|Come inside. It's warm in here.|
A fierce wind battles the garden. Heavy rains, then sleet and finally... here we go. First snows of the season arrive with a vengeance. As I haul tender flowers, indoors, all to be seen is a wall of white.
Yes, very early this year. But, if you're a local, you know it's a false alarm. Or, do you?
|Geranium rescues from the storm.|
Sure enough, blue skies and sunshine returned. The unwelcome powder quickly melted away. And, here I sit, trying to scrounge up a partner in crime for this afternoon's horse adventure. Without any luck.
|This island girl wouldn't have lasted a second in that storm.|
My fair weather riding friend hopped a plane to Florida. (Overreaction?) That's one of the weird aspects of living here. This being a Delta hub, lots of folks work for that behemoth. The only perk to such a horrible job is free flights wherever, whenever you 'need' them.
|Freesia warming up, indoors.|
I devoted my storm day to cleaning a closet ~ aka the catch all spot for piles and piles of stuff that need a permanent home somewhere, just not sure where.
Look what I found! A long lost photo of me and my little girl from 2 decades ago. Goofing off at a wedding, way back when.

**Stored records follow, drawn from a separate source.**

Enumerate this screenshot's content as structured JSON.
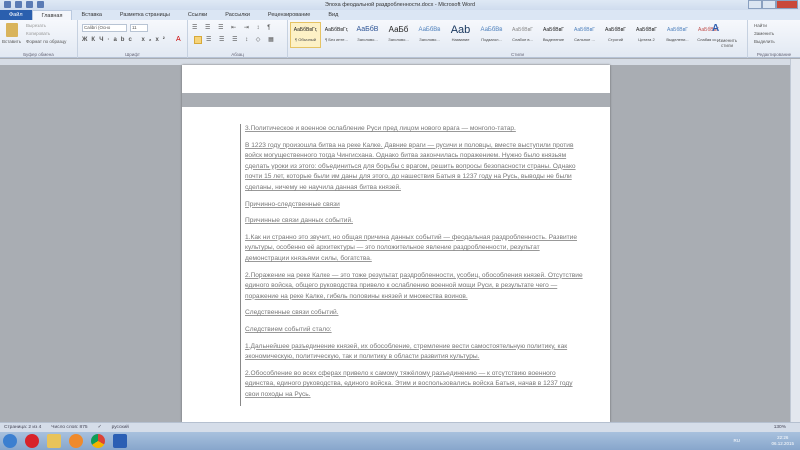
{
  "window": {
    "title": "Элоха феодальной раздробленности.docx - Microsoft Word"
  },
  "tabs": [
    "Файл",
    "Главная",
    "Вставка",
    "Разметка страницы",
    "Ссылки",
    "Рассылки",
    "Рецензирование",
    "Вид"
  ],
  "clipboard": {
    "paste": "Вставить",
    "cut": "Вырезать",
    "copy": "Копировать",
    "format": "Формат по образцу",
    "label": "Буфер обмена"
  },
  "font": {
    "name": "Calibri (Осно",
    "size": "11",
    "label": "Шрифт"
  },
  "paragraph": {
    "label": "Абзац"
  },
  "styles": {
    "label": "Стили",
    "items": [
      {
        "preview": "АаБбВвГг,",
        "name": "¶ Обычный"
      },
      {
        "preview": "АаБбВвГг,",
        "name": "¶ Без инте..."
      },
      {
        "preview": "АаБбВ",
        "name": "Заголово..."
      },
      {
        "preview": "АаБб",
        "name": "Заголово..."
      },
      {
        "preview": "АаБбВв",
        "name": "Заголово..."
      },
      {
        "preview": "Aab",
        "name": "Название"
      },
      {
        "preview": "АаБбВв",
        "name": "Подзагол..."
      },
      {
        "preview": "АаБбВвГ",
        "name": "Слабое в..."
      },
      {
        "preview": "АаБбВвГ",
        "name": "Выделение"
      },
      {
        "preview": "АаБбВвГ",
        "name": "Сильное ..."
      },
      {
        "preview": "АаБбВвГ",
        "name": "Строгий"
      },
      {
        "preview": "АаБбВвГ",
        "name": "Цитата 2"
      },
      {
        "preview": "АаБбВвГ",
        "name": "Выделени..."
      },
      {
        "preview": "АаБбВвГ",
        "name": "Слабая сс..."
      }
    ],
    "change": "Изменить стили"
  },
  "editing": {
    "find": "Найти",
    "replace": "Заменить",
    "select": "Выделить",
    "label": "Редактирование"
  },
  "document": {
    "paragraphs": [
      "3.Политическое и военное ослабление Руси пред лицом нового врага — монголо-татар.",
      "В 1223 году произошла битва на реке Калке. Давние враги — русичи и половцы, вместе выступили против войск могущественного тогда Чингисхана. Однако битва закончилась поражением. Нужно было князьям сделать уроки из этого: объединиться для борьбы с врагом, решить вопросы безопасности страны. Однако почти 15 лет, которые были им даны для этого, до нашествия Батыя в 1237 году на Русь, выводы не были сделаны, ничему не научила данная битва князей.",
      "Причинно-следственные связи",
      "Причинные связи данных событий.",
      "1.Как ни странно это звучит, но общая причина данных событий — феодальная раздробленность. Развитие культуры, особенно её архитектуры — это положительное явление раздробленности, результат демонстрации князьями силы, богатства.",
      "2.Поражение на реке Калке — это тоже результат раздробленности, усобиц, обособления князей. Отсутствие единого войска, общего руководства привело к ослаблению военной мощи Руси, в результате чего — поражение на реке Калке, гибель половины князей и множества воинов.",
      "Следственные связи событий.",
      "Следствием событий стало:",
      "1.Дальнейшее разъединение князей, их обособление, стремление вести самостоятельную политику, как экономическую, политическую, так и политику в области развития культуры.",
      "2.Обособление во всех сферах привело к самому тяжёлому разъединению — к отсутствию военного единства, единого руководства, единого войска. Этим и воспользовались войска Батыя, начав в 1237 году свои походы на Русь."
    ]
  },
  "status": {
    "page": "Страница: 2 из 4",
    "words": "Число слов: 875",
    "lang": "русский",
    "zoom": "130%"
  },
  "taskbar": {
    "lang": "RU",
    "time": "22:26",
    "date": "06.12.2015"
  }
}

I also found a diary. Mine. From 2005. When I was so miserable, I could barely get out of bed in the mornings. Though getting out of bed was the one thing I absolutely, positively had to do. Climb outta there, make that bed, so you can't crawl back into it. Get up and meet the challenges of the day.
|For most of that year, I forced myself to write 5 positive things, every day.|
Well, that was a delicious find, so I abandoned the cleaning project, brewed a pot of tea and read that journal, cover to cover. Took the better part of a lazy afternoon. I'd written volumes of drivel in that book ~ but it was all so cryptic! I never once spelled out what that hellish setback was all about. If anyone could understand it, you'd think it would be me. But, I can't, for the life of me, remember what happened that year to make me so sad.
I can tell you what happened, at the end of that year, to make me so glad.
Look at the cover of that 2005 journal. It's a Kincaid thing. A cottage surrounded by more flowers than any sane woman could ever need. That was the winter I studied to become a master gardener. And, this joint has been going uphill ever since! Who knew that flowers could turn the tables on misery?
Or, that I could be working toward a goal in my head I never knew I had.
PS: What to do? Keep it? Toss it? I discarded the journal, intact. Perhaps someone will find it, read it,
and go as crazy as I did, trying to decipher it. :)
Apparently there's still a wee bit o' the devil inside of me.